When choosing between two similar products, select the one with the least unnecessary packaging.
Remember that wrenches, screwdrivers, nails, and other hardware are often available in loose bins. At the grocery, consider whether it is necessary to purchase items such as tomatoes, garlic, and mushrooms in prepackaged containers when they can be bought unpackaged.
When appropriate, use products you already have on hand to do household chores (see Source Reduction Alternatives Around the Home). Using these products can save on the packaging associated with additional products.
Recognize and support store managers when they stock products with no packaging or reduced packaging. Let clerks know when it's not necessary to double wrap a purchase. (see Source Reduction—Savings for Businesses)
Consider large or economy-sized items for household products that are used frequently, such as laundry soap, shampoo, baking soda, pet foods, and cat litter. These sizes usually have less packaging per unit of product. For food items, choose the largest size that can be used before spoiling.

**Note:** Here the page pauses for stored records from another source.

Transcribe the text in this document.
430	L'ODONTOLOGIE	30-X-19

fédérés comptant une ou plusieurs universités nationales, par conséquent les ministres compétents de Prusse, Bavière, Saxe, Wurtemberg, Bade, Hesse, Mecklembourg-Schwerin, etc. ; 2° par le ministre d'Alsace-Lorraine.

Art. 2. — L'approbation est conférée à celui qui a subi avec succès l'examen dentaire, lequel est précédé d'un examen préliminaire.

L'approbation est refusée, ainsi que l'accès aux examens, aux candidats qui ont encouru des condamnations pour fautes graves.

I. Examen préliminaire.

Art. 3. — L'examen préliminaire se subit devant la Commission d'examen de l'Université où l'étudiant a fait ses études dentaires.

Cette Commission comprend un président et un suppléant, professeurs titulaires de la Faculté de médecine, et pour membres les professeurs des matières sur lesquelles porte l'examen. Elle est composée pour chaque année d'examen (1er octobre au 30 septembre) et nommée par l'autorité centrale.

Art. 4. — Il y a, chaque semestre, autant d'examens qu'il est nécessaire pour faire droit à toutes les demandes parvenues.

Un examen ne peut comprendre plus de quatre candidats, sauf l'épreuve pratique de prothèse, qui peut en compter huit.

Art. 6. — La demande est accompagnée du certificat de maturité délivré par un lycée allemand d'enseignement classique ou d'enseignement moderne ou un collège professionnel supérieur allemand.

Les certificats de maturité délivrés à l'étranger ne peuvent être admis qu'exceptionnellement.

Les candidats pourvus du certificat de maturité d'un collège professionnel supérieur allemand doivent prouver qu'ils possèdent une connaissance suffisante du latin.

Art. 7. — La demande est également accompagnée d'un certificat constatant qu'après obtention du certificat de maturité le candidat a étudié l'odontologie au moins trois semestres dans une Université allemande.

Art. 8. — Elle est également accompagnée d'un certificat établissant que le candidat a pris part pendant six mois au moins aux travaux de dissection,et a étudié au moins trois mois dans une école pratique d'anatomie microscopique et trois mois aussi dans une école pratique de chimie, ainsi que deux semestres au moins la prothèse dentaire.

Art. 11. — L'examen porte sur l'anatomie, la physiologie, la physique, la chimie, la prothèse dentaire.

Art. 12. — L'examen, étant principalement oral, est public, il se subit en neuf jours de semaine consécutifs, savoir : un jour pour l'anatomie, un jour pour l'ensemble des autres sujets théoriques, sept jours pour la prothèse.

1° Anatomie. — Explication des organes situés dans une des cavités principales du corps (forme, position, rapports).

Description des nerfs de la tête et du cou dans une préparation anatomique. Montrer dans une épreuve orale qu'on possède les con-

Consider whether concentrated products are appropriate for your needs. They often require less packaging and less energy to transport to the store, saving money as well as natural resources.
Whenever possible, select grocery, hardware, and household items that are available in bulk. Bulk merchandise also may be shared with friends or neighbors.
It is important to choose food services that are appropriate to your needs. One alternative to single food services is to choose the next largest serving and store any leftovers in a reusable container.